Cromek was born on 8 August 1809, the son of the engraver Robert Hartley Cromek.[1] He was educated at Enoch Harrison's school in Wakefield; he then attended the Moravian School at Fulneck, and to the Grammar School at Wakefield, before he eventually returning to Harrison.[1]
He had his first lessons in art from James Hunter, a portrait painter at Wakefield, but in 1826 he went to Leeds where he studied landscape painting under Joseph Rhodes, an artist of considerable ability, and also taught himself anatomical drawing.[2]
In 1830 he decided to go to Italy to study the great masters. He passed through Belgium, the Rhineland, Switzerland, and Florence, and at length reached Rome, where he soon attracted attention by the excelience of his drawings and his careful colouring.
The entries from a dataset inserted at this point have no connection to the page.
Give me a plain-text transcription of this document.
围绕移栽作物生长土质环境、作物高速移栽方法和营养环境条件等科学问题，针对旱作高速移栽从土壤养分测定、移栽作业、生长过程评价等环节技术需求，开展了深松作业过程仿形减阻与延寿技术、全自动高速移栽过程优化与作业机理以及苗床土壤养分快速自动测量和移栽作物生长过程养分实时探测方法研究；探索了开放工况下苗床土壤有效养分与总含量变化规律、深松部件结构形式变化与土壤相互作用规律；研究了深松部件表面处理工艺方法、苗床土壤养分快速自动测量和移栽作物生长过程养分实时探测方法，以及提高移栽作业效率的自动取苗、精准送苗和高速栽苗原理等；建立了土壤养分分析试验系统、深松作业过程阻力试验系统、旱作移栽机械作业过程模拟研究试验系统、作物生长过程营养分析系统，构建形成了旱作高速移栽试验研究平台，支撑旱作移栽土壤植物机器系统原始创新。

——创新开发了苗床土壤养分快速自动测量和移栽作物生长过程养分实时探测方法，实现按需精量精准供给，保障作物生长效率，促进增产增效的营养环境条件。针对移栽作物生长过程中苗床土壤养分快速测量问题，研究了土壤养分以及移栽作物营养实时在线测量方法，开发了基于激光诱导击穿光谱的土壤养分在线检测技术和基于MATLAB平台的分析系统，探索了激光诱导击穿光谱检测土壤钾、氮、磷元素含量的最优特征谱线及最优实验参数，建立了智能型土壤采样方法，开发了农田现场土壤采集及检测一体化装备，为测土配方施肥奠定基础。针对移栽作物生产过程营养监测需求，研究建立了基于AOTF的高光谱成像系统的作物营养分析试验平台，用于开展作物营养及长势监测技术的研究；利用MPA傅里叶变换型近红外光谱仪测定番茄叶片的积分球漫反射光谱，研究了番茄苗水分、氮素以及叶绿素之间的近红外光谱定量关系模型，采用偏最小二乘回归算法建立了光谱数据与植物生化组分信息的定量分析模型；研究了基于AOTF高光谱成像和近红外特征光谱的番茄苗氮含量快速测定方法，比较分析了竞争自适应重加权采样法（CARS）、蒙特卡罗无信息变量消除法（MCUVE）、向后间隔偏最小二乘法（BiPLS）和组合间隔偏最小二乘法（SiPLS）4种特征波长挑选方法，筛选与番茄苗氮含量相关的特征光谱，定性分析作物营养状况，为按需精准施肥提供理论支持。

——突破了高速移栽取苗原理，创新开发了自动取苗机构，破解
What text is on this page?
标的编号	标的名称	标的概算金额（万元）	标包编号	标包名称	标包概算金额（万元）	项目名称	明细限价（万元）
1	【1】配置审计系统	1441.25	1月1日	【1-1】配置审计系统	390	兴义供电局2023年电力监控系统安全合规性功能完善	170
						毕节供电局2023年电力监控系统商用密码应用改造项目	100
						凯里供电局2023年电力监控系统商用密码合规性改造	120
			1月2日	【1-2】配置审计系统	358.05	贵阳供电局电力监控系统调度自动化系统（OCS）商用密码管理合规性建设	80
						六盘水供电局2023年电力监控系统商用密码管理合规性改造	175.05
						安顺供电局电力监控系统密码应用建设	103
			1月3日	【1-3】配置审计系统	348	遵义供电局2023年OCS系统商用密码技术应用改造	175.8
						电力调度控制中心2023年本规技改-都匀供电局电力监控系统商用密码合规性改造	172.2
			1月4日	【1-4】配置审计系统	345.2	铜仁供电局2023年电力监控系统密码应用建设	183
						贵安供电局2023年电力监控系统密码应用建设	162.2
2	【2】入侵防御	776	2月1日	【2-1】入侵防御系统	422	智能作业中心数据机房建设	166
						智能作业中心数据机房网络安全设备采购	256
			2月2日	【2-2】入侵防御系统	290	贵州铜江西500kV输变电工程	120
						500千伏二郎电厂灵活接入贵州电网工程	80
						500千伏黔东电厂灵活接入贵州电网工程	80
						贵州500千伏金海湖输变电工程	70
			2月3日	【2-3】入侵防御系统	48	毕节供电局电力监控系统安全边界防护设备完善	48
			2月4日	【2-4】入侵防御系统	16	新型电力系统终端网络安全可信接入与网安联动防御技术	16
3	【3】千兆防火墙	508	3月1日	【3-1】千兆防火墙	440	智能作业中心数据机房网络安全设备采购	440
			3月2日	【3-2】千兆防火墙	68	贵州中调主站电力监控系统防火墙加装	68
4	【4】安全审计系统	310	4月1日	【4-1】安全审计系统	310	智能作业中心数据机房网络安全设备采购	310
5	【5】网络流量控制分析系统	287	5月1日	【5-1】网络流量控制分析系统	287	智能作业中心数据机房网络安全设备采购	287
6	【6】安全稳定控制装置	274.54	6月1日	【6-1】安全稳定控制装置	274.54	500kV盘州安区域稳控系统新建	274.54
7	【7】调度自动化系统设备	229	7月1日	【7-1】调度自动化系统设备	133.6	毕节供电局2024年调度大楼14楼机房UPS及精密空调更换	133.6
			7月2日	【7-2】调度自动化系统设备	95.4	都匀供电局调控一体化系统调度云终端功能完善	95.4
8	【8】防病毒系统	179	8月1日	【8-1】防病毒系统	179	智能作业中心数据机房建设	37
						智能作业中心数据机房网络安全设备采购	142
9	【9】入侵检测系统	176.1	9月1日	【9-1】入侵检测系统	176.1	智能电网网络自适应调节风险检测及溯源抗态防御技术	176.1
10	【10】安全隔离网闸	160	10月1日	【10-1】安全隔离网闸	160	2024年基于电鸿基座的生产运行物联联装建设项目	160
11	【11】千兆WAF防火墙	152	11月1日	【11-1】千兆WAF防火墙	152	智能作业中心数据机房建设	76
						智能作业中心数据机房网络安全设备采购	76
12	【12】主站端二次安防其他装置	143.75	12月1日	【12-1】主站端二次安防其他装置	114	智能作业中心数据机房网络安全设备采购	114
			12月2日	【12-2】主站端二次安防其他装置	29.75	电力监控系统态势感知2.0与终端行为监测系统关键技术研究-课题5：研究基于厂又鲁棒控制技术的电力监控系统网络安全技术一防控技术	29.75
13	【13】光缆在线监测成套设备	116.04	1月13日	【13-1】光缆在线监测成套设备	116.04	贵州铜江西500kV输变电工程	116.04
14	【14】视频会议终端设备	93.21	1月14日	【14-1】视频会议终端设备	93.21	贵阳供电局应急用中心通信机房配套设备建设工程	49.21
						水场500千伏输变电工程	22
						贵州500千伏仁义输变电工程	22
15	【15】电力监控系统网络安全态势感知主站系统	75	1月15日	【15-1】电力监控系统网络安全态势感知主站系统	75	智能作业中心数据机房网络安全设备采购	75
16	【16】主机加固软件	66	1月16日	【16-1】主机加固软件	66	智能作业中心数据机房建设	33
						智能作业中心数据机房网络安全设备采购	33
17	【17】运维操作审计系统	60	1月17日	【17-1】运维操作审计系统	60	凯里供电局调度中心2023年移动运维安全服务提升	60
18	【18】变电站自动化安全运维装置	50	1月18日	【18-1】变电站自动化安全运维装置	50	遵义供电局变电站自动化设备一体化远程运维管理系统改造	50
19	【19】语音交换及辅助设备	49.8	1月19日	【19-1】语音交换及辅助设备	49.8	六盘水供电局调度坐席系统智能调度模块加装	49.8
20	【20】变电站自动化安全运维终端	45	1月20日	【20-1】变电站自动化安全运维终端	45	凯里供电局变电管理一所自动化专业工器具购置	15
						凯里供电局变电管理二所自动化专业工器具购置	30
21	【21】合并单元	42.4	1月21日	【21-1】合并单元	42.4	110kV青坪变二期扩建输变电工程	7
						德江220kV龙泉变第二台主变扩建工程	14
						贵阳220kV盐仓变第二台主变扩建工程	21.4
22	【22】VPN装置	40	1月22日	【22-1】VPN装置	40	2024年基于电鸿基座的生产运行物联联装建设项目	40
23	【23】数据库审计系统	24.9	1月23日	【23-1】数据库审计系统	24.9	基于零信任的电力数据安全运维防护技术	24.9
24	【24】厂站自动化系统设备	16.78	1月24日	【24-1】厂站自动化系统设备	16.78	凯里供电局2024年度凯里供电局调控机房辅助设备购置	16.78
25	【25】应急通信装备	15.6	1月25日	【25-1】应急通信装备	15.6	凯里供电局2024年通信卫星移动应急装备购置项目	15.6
From 1831 until 1849, with the exception of two short visits to England, Cromek passed his time in visiting and making drawings of the principal buildings and the picturesque scenery of Italy and Greece.[2]
In 1860 he was unanimously elected an Associate of the New Society of Painters in Water-Colours, when he retired to Wakefield, where he died, after a long and painful illness, in 1873. His drawings, which are chiefly to be found in the royal and private collections, are much esteemed for the beauty of their colouring and their truthfulness to nature.[2]